Lebih lanjut, Bambang mengatakan, untuk menjadi negara maju ada banyak hal yang harus dilakukan Indonesia. Salah satunya adalah perbaikan kualitas sumber daya manusia (SDM).

"Kunci untuk kita bisa loncat menjadi negara maju, pertama terletak di perbaikan kualitas SDM-nya. Mungkin nanti bisa dibahas dengan menteri pendidikan bagaimana caranya agar SDM kita benar-benar menjadi aset," tuturnya, dalam webinar Integrated Launching & Kick Off: IBIMA Membantu Mempercepat Pemulihan Ekonomi & Industri Nasional, Selasa, 10 November.

Kata Bambang, Indonesia bisa mencontoh Korea Selatan dan Swedia. Meski kedua negara ini tidak lebih besar dari Indonesia dan tak memiliki sumber daya alam (SDA) yang melimpah, namun tetap bisa tumbuh menjadi negara maju dan keluar dari jebakan negara berpenghasilan menengah.

"Saya ambil contoh negara Korea Selatan dan Swedia mereka berdua tidak dikenal sebagai negara yang kaya dengan sumber daya alam justru yang membuat mereka jadi lebih cepat keluar dari middle income trap itu adalah sumber daya manusianya," katanya.

Lebih lanjut, Bambang berujar inovasi yang diharapkan harus didorong dari kemampuan sumber daya manusia (SDM) terutama di tingkat riset, pengembangan, sampai kepada hilirisasi hasil riset.

"Untuk mendorong cita-cita sebagai negara yang berbasis inovasi tersebut tentunya kita harus buat kerangkanya. Terutama dalam hal implementasinya itu yang kita sebut dengan triple helix. Jadi yang bisa mendorong inovasi di Indonesia adalah triple helix," jelasnya.

Bambang mengatakan, triple helix yang saat ini didorong pemerintah adalah academia, businesss, dan government (ABG). Pada tahap awal ini pemerintah memang hanya menggabungkan tiga unsur ini.

"Kenapa cuma tiga? Karena kami menganggap ini memang awalnya nanti kalau hubungan ketiga stakeholder ini sudah mantap, smooth maka kemudian keterlibatan yang lain baik masyarakat media maupun kelompok lainnya akan lebih mudah. Tetapi fondasinya harus dibangun dengan triple helix yang kokoh," jelasnya.

Triple helix, kata Bambang, mempunyai tujuan agar dunia industri, dengan dunia akademik lebih dekat. Artinya, saling dapat mengerti apa yang menjadi kekuatan dan kelemahan masing-masing.
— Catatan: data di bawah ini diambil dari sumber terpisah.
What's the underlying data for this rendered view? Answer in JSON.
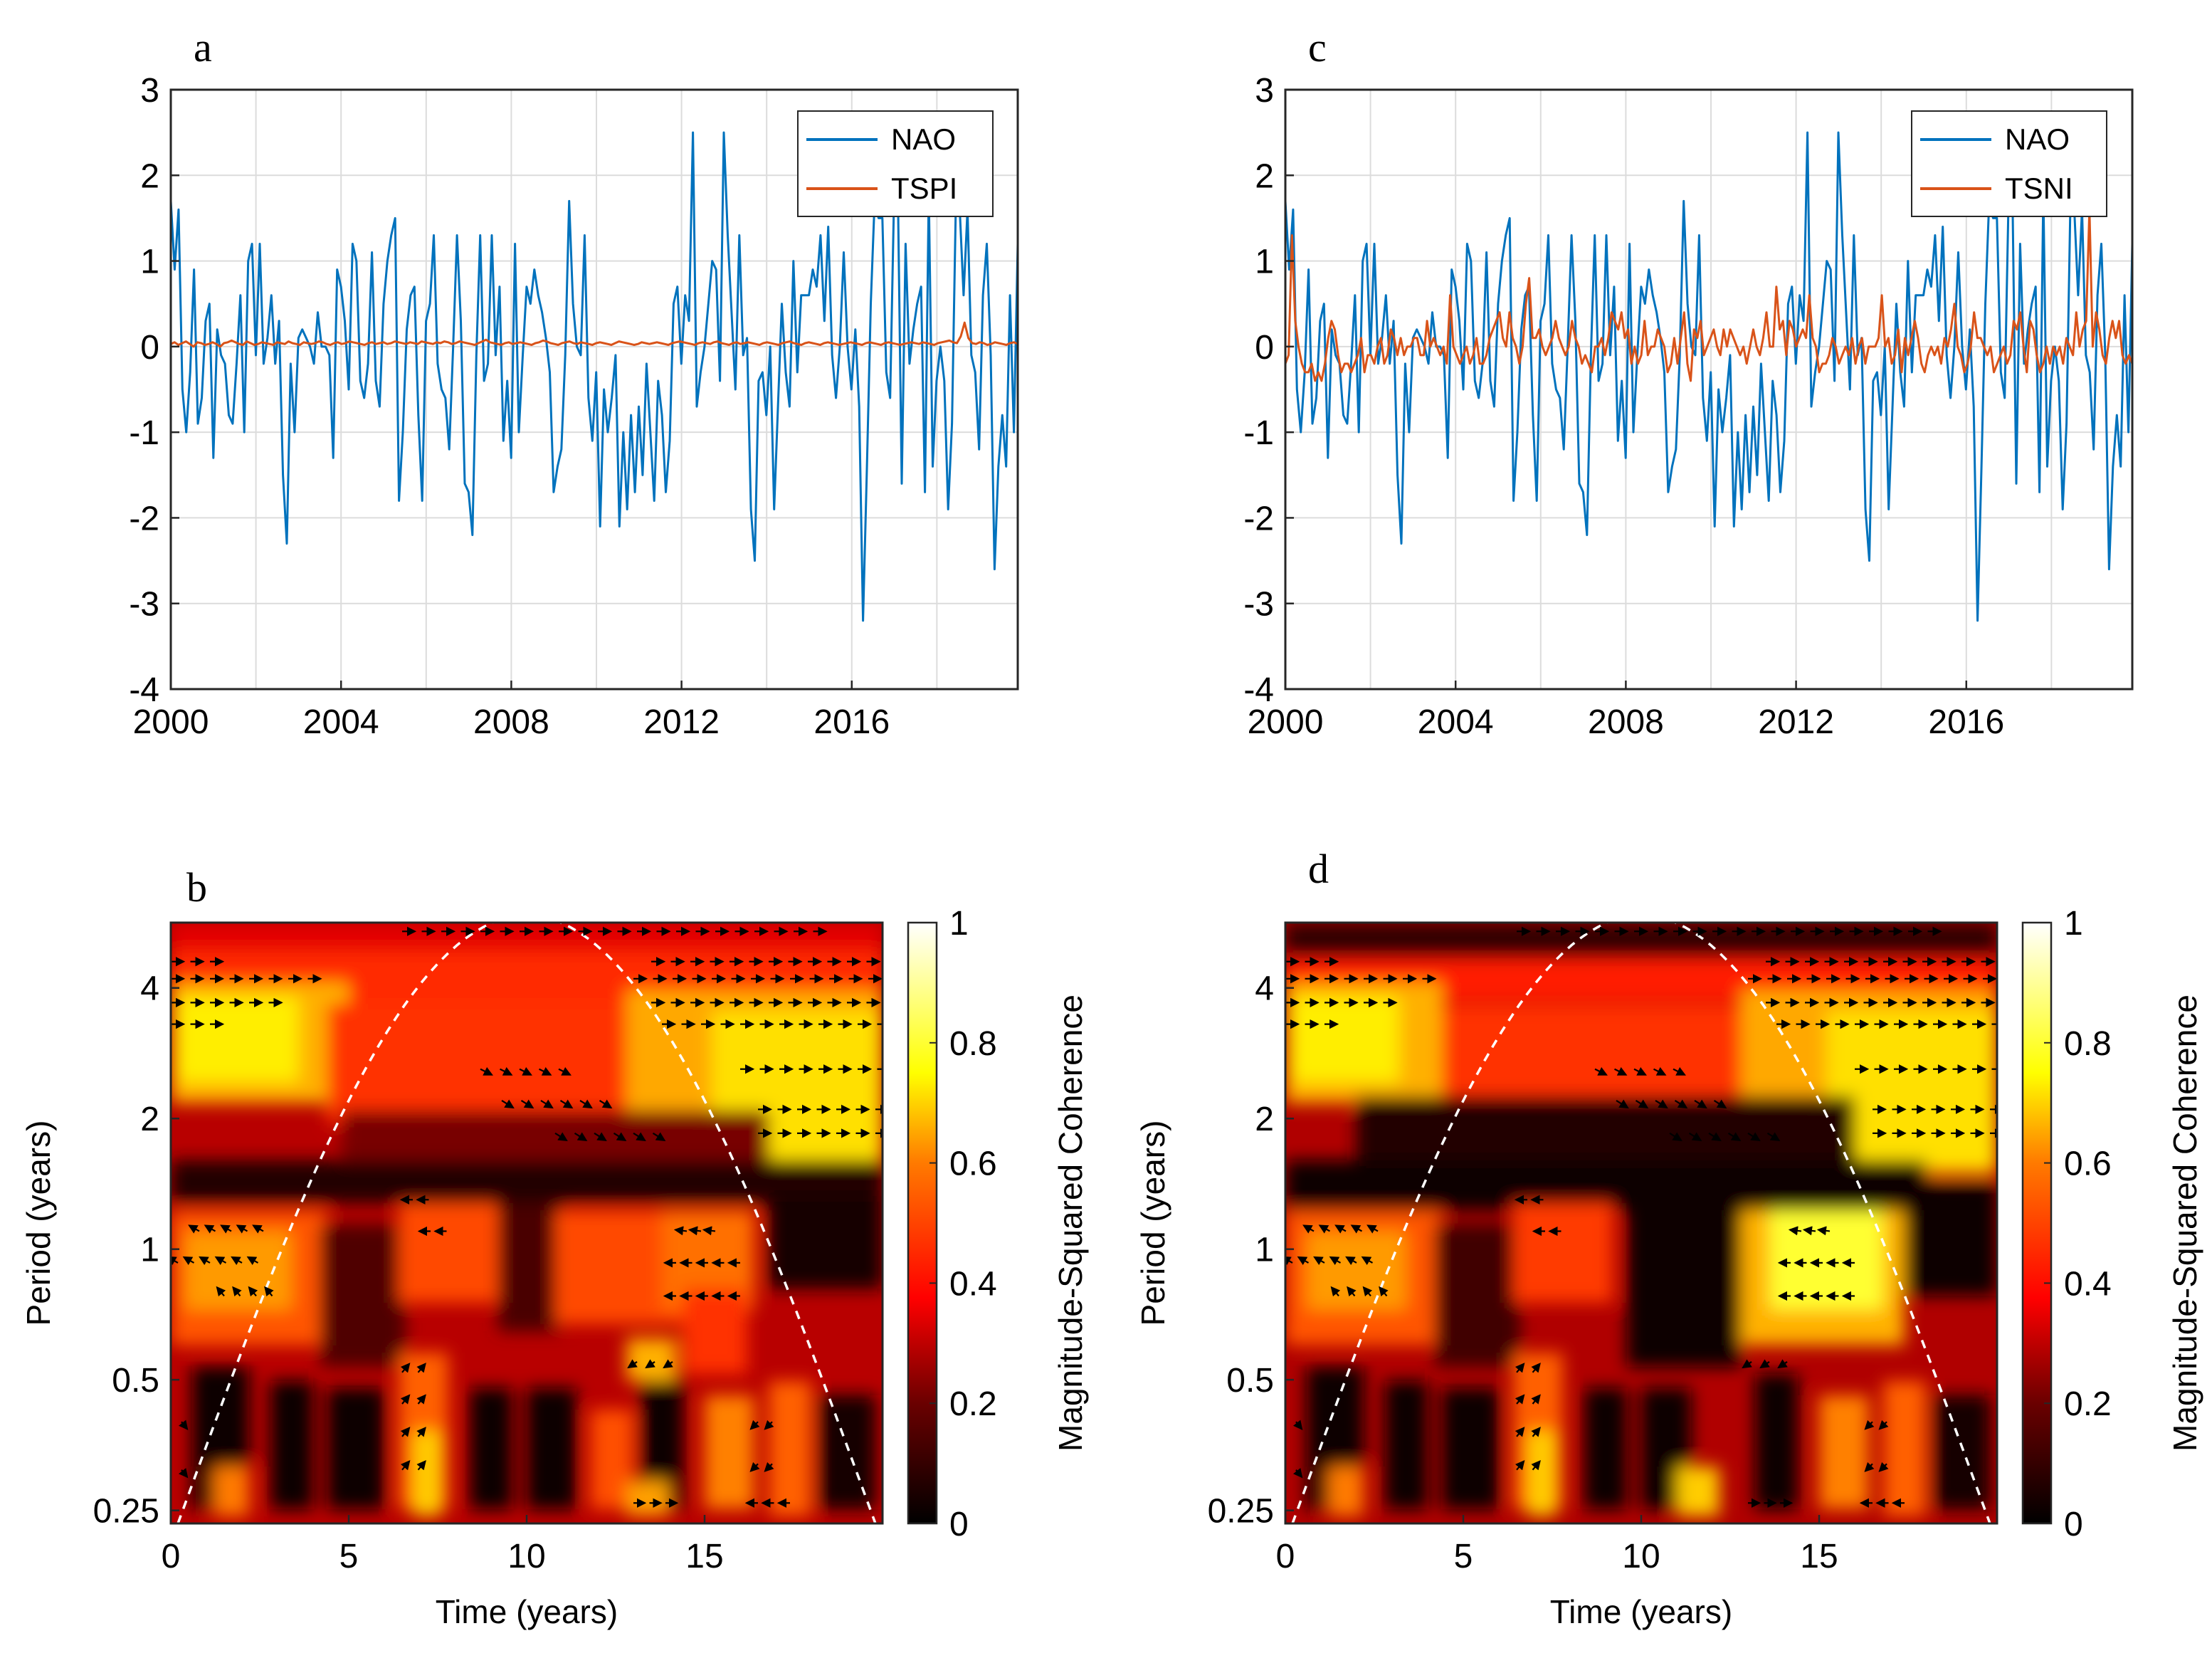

Misalnya dari perguruan tinggi. Harus diakui, kelemahan perguruan tinggi belum bisa membaca pasar. Tapi memiliki kelebihan yaitu banyak inisiatif dan juga punya base knowledge untuk melakukan inovasi. Sementara, dunia industri sangat paham apa yang menjadi kebutuhan masyarakat, tapi kelemahannya kurang didukung dengan kemampuan mengembangkan produk.

"Dengan melihat kekurangan dan kelebihan ini. Maka pemerintah termasuk kementerian kami harus turun tangan memfasilitasi pertemuan yang lebih interaktif antara industri dan akademisi. Sehingga akhirnya akan muncul inovasi yang langsung menjawab kebutuhan masyarakat," jelasnya.